Какие только не придумывала молодежь в то лето затеи: катались в гости в соседнее имение «Васильки» к родным Петровым, устраивали пикники, ездили в суворовское «Жерихово», где когда-то столько лет служил их дедушка Егор Иванович… В Жерихове тогда еще можно было еще попробовать пружины огромной кожаной под балдахином постели, на которой почивала императрица Екатерина II, навещавшая Зубовых. А еще они рядились в старинные костюмы, не весть откуда взявшиеся украинские шаровары, понёвы. Вера устраивала «живые картины», а Катя увлеченно фотографировала всех подаренной ей отцом тяжелой, громоздкой камерой с двенадцатью пластинками в металлических оправах. Снимать приходилось главным образом Верочку. Позже все ее фотографии в разных видах и костюмах посылались Жоржу в Петербург.
Все трое были влюблены. Пожалуй, только самая старшая из них — Машура, серьезная, глубокая и очень религиозная девушка, пребывала в созерцании всех этих юных игр и, мягко улыбаясь, наблюдала их как некое чудное, ликующее свечение солнечных бликов в морских волнах.
Жорж пел и шутил, весело ухаживал за обеими кузинами, в ответ ему горели влюбленные глаза Верочки, а Катя, как всегда, свои отводила.
В Жоржа невозможно было не влюбиться — он обладал обаянием поистине «гремучей смеси»: истинно русская молодая красота и сила, удаль, подлинное мужество и морской шик, и в то же время какое-то постоянное таинственное присутствие внутренней грусти, затаенной печали или даже тоски, — неотразимое сочетание! А тут еще и неразлучная гитара, свидетельница не столько морской романтики, сколько скучания по домашней русской уездной жизни, по родительской отчине на берегу вольного Шата, по ее уюту и тишине, по милой подруге, которой у него еще нет, по охоте — старинной помещичьей страсти, — о том, на что теперь, как грозовая туча, наползало грядущее, в одночасье превратившее все не бывшее — в небытие. Не то ли уже предчувствовал Жорж, распевая в ореховских аллеях своих любимых «Гривачей»:
Что как скучно, что как грустно? День идёт не в день! А бывало, распевал я, Шапка набекрень! Гей вы, ну ли, что заснули? Шевелись, гляди!

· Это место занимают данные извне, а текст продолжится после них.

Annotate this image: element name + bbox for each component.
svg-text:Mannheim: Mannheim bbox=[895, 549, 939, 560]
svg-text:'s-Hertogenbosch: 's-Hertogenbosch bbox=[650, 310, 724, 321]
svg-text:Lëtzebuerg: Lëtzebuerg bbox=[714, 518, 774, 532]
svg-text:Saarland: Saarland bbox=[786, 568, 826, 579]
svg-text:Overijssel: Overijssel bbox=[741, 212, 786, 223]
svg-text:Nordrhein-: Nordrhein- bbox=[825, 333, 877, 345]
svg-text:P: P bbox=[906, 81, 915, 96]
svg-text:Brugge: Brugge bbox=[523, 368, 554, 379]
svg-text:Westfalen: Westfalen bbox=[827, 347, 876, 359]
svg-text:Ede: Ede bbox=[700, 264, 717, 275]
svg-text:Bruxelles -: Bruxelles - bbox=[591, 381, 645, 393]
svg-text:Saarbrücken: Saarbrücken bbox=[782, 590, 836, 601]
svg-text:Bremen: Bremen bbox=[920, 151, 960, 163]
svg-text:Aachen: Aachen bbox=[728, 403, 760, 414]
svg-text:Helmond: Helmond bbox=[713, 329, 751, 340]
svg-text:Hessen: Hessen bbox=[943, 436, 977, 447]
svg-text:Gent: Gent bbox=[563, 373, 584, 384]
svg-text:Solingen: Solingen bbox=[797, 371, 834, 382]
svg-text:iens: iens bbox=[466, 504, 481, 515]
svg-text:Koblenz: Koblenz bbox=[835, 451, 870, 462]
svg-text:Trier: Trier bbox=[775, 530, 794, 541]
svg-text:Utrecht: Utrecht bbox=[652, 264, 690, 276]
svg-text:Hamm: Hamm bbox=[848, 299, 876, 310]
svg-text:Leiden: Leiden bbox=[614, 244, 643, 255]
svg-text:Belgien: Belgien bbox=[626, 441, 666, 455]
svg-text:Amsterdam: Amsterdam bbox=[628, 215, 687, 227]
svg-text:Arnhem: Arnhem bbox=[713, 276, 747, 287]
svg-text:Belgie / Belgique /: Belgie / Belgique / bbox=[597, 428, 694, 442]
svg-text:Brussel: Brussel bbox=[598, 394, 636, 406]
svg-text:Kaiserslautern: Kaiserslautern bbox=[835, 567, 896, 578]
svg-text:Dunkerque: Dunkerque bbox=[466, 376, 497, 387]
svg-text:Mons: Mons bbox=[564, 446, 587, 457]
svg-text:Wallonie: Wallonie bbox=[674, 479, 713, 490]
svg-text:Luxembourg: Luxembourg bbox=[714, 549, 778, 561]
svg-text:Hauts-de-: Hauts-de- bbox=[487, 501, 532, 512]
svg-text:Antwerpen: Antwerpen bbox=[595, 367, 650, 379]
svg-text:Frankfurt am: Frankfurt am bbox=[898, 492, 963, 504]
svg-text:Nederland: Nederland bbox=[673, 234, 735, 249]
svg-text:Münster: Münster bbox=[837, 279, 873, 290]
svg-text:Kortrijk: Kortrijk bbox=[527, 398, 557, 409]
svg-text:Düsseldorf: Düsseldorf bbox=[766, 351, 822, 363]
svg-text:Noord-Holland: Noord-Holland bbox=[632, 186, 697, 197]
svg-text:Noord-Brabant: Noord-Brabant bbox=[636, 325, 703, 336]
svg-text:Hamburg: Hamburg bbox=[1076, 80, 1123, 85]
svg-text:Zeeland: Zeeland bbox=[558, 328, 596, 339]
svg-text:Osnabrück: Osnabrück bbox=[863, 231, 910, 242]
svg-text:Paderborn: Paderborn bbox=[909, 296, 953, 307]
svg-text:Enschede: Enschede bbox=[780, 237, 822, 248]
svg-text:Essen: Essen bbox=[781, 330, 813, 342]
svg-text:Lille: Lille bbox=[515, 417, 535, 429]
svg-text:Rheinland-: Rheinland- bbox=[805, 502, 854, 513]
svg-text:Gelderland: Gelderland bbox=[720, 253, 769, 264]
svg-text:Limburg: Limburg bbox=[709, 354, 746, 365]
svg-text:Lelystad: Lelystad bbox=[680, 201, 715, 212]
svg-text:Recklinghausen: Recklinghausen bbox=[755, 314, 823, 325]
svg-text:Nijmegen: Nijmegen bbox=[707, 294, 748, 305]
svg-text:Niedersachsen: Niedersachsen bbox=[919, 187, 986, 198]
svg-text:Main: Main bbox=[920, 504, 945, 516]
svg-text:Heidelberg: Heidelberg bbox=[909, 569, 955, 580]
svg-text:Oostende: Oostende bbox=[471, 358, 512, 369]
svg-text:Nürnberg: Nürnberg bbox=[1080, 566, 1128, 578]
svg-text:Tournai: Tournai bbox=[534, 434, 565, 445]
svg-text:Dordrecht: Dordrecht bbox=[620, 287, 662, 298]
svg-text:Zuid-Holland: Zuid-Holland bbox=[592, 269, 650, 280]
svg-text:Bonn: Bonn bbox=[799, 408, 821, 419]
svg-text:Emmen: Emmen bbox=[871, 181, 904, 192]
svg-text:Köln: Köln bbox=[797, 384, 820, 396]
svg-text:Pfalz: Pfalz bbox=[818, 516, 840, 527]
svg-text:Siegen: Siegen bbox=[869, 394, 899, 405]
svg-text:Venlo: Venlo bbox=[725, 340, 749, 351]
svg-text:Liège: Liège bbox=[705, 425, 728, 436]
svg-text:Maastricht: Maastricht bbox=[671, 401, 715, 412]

Вороные, удалые Гривачи мои!.. С песней звонкой, шёл сторонкой, С Любушкой своей. И украдкой, да с оглядкой Целовался с ней! Мать узнала, всё пропала, Любу заперла. И из дому, за Ерёму, Замуж отдала. Я другую, молодую, Выберу жену: В чистом поле, на просторе, Гибкую сосну. Время минет, кровь остынет, И пройдёт печаль. Вороную, удалую Тройку только жаль!